American fashion designer

Sydney Wragge (1908–1978) was an American fashion designer active during the 1940s, 1950s and 1960s. Working as B.H. Wragge, he was particularly renowned for his American sportswear, with the historian Caroline Rennolds Milbank declaring him the leader in mix-and-match separates and interchangeable wardrobe design.

== History ==
In the 1930s and 1940s, Wragge, along with John Weitz, was one of the few male "pioneers" in the female-dominated world of early American sportswear design. The fashion journalist Sally Kirkland, looking over the development of American sportswear, compared Wragge's design ethos to that of a later designer, Ralph Lauren, declaring that they shared impeccable taste and an eye for the best possible fabrics and prints. He was known for his versatile work, offering jackets that worked with both full and narrow skirts, and two-piece dresses that worked equally well as interchangeable blouses and skirts. In the 1960s, he updated his work to successfully meet the demands of the next generation for even more practical, pared-down clothing. When curating his major exhibition of American sportswear for the Metropolitan Museum of Art in 1998, Richard Martin noted that many of Wragge's former customers still retained the capsule wardrobes they had originally bought in the 1940s and 1950s.

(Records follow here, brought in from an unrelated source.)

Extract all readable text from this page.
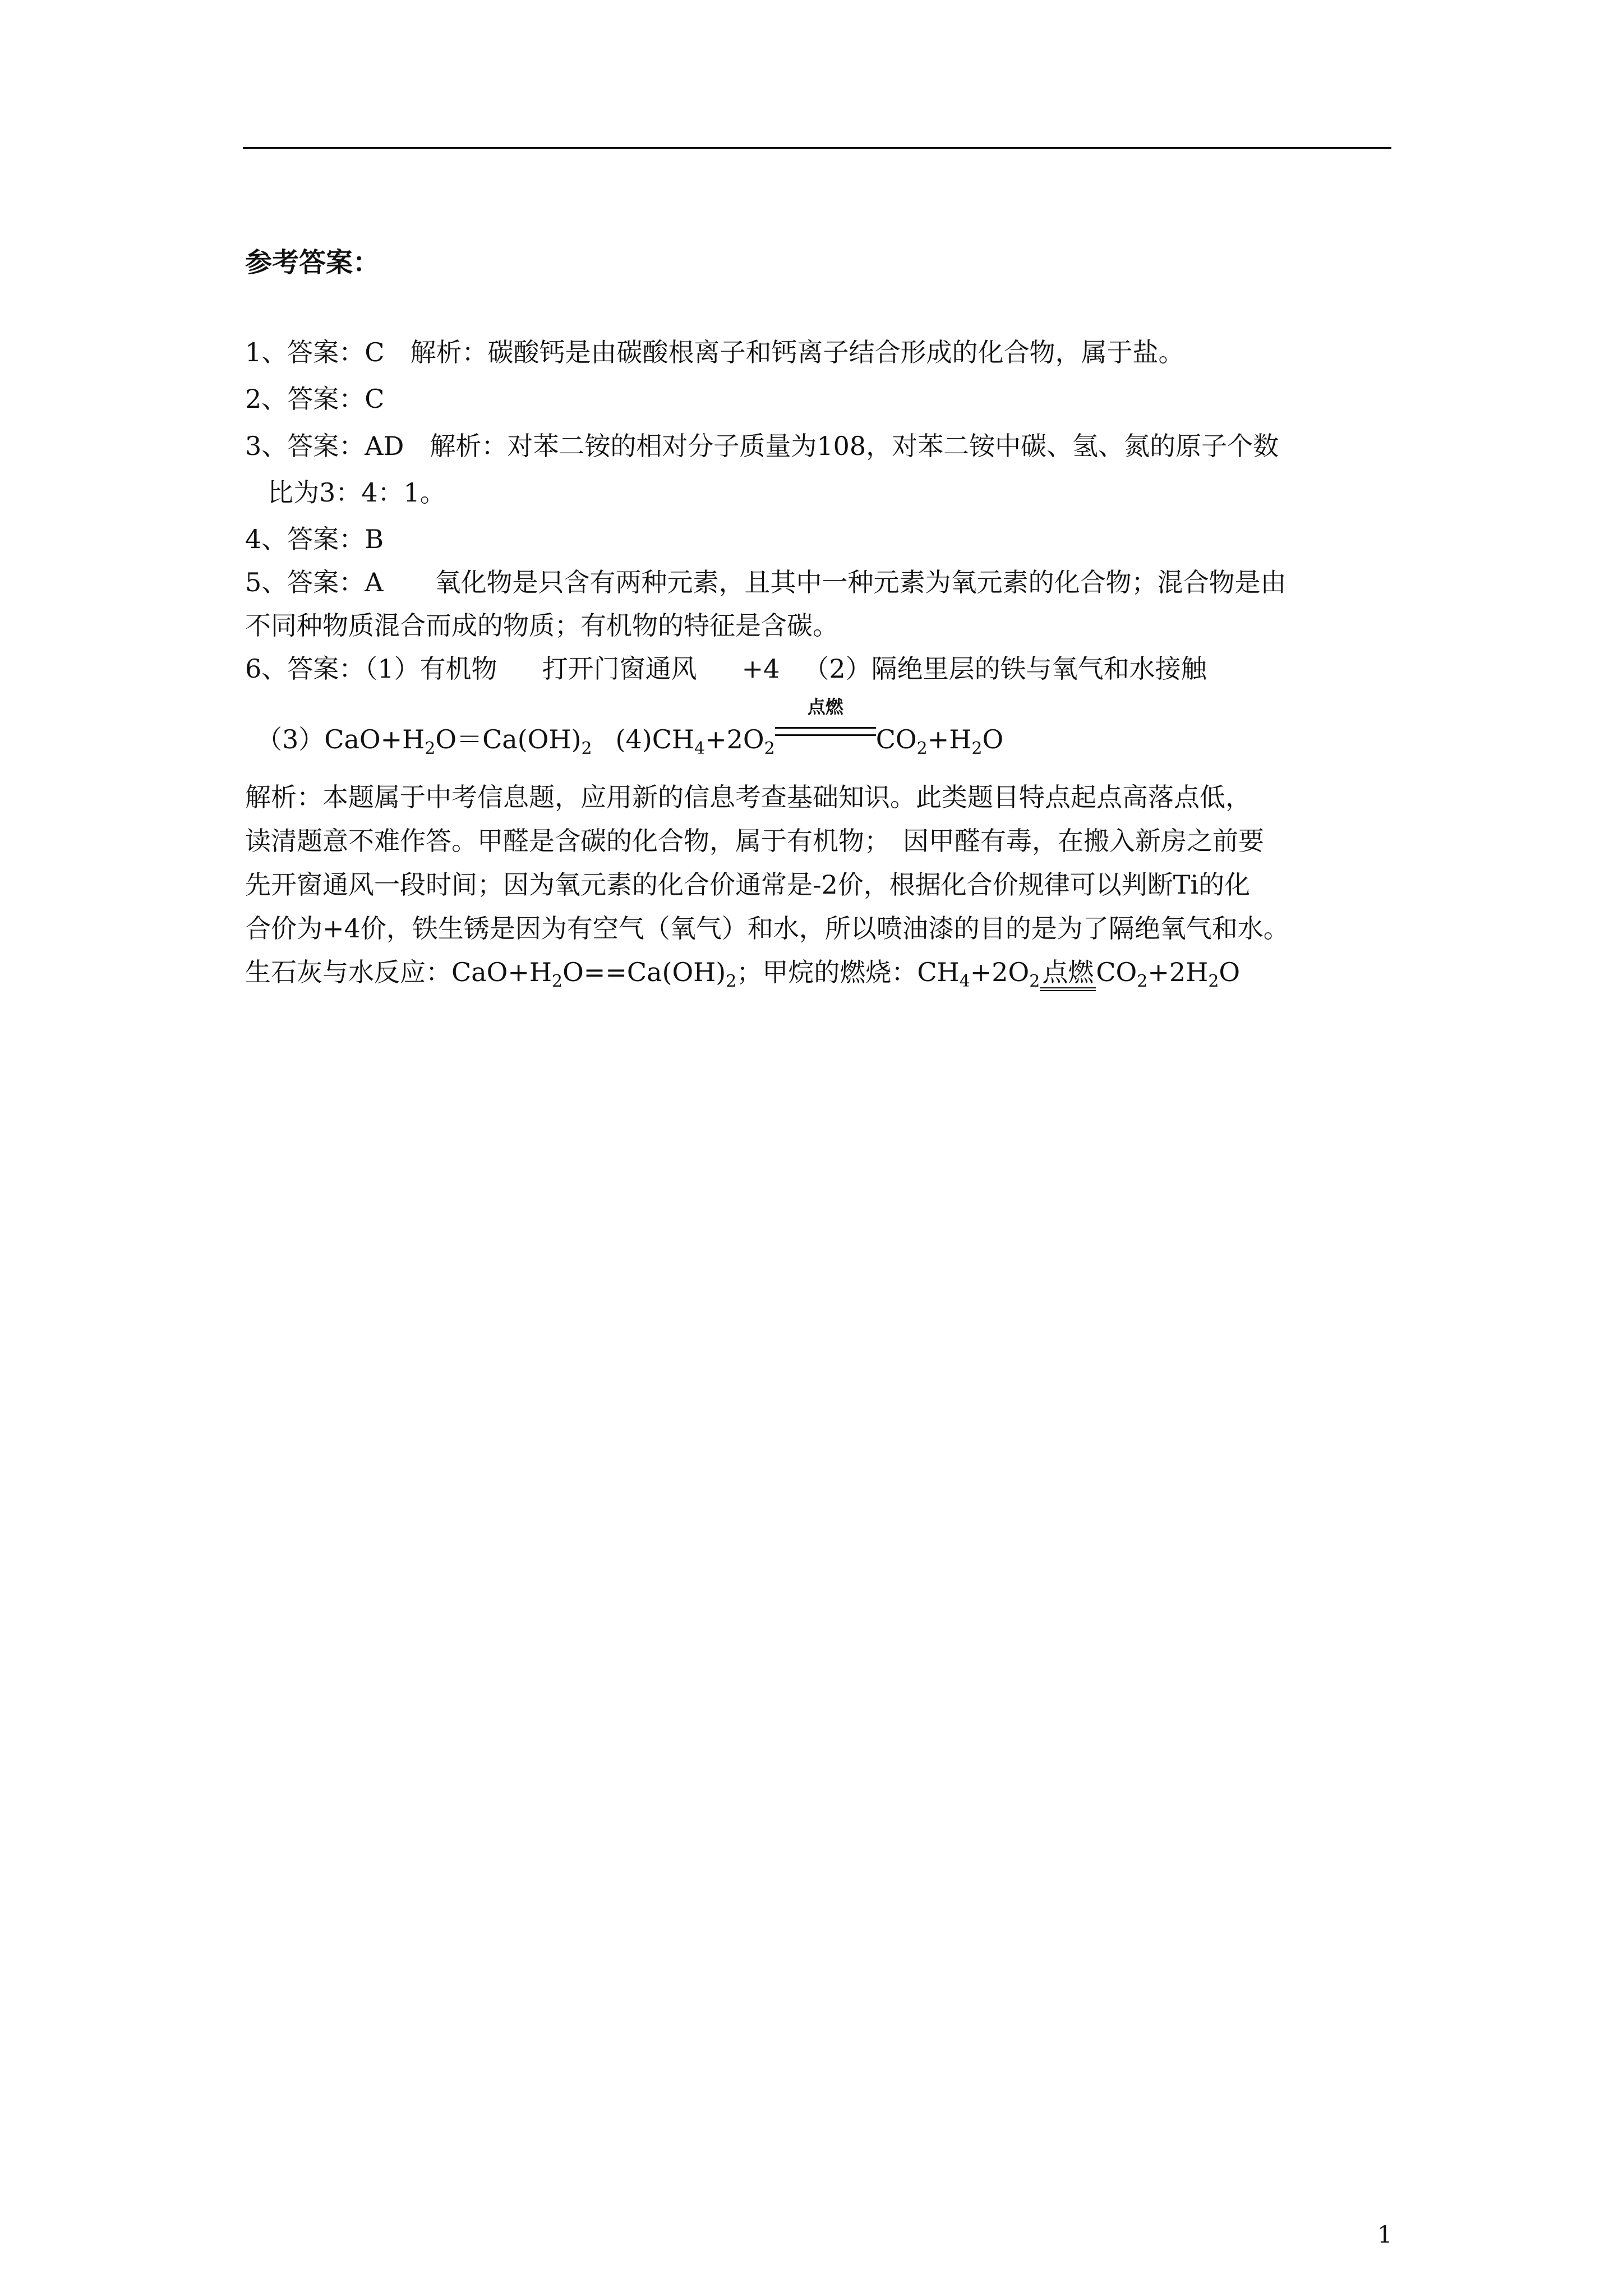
参考答案：
1、答案：C　解析：碳酸钙是由碳酸根离子和钙离子结合形成的化合物，属于盐。
2、答案：C
3、答案：AD　解析：对苯二铵的相对分子质量为108，对苯二铵中碳、氢、氮的原子个数
比为3：4：1。
4、答案：B
5、答案：A　　氧化物是只含有两种元素，且其中一种元素为氧元素的化合物；混合物是由
不同种物质混合而成的物质；有机物的特征是含碳。
6、答案：（1）有机物 打开门窗通风 +4 （2）隔绝里层的铁与氧气和水接触
$(3)CaO+H_2O=Ca(OH)_2$ $(4)CH_4+2O_2$
点燃
$CO_2+H_2O$
解析：本题属于中考信息题，应用新的信息考查基础知识。此类题目特点起点高落点低，
读清题意不难作答。甲醛是含碳的化合物，属于有机物；　因甲醛有毒，在搬入新房之前要
先开窗通风一段时间；因为氧元素的化合价通常是-2价，根据化合价规律可以判断Ti的化
合价为+4价，铁生锈是因为有空气（氧气）和水，所以喷油漆的目的是为了隔绝氧气和水。
生石灰与水反应：$CaO+H_2O==Ca(OH)_2$；甲烷的燃烧：$CH_4+2O_2$点燃$CO_2+2H_2O$
1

Wragge won his first Coty Award in 1952, a special award for "concept of dressing," and was awarded a second one in 1957. He also received the Neiman Marcus Fashion Award in 1961.

He was the first president of the Council of Fashion Designers of America, a trade association of prominent American fashion and accessory designers that was founded in 1962 by Eleanor Lambert, and held the post until 1965.